As an example, consider the following query:
SELECT
ad_group.id,
ad_group_criterion.type,
ad_group_criterion.criterion_id,
ad_group_criterion.keyword.text,
ad_group_criterion.keyword.match_type
FROM ad_group_criterion
WHERE ad_group_criterion.type = KEYWORD
If your account contains 50,000 keywords, the result set will contain 10,000
GoogleAdsRow objects in the first response, along with a
next_page_token.
To retrieve the next 10,000 rows, send the request again, but update the
request's page_token to the response's next_page_token. Note that
next_page_token is not populated in the response that contains the
last batch of rows.
Our client libraries handle paging automatically. You only have to iterate through the rows of the response. When all rows in the current page have been returned, the client library fetches a new page of rows automatically on your behalf until the entire dataset is retrieved. If using REST instead of gRPC, you must explicitly make a request for each new page.

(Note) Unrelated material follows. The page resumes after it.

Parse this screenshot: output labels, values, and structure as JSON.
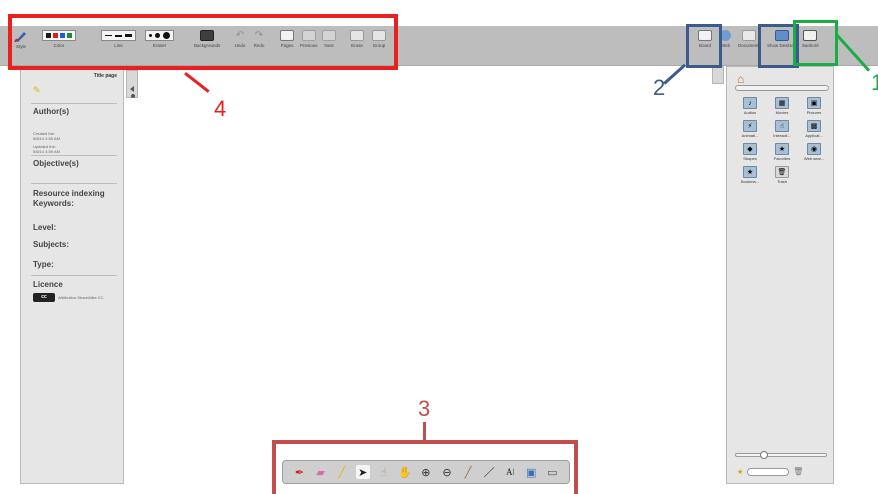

The Google Ads API internally caches the entire dataset, so subsequent requests are faster than the initial one.
Your query must remain exactly the same in subsequent requests to take advantage of the cached data. The requests won't contribute towards your quota, particularly for Explorer Access level and Basic Access level. If the query differs and is sent along with the same page token, an error is returned.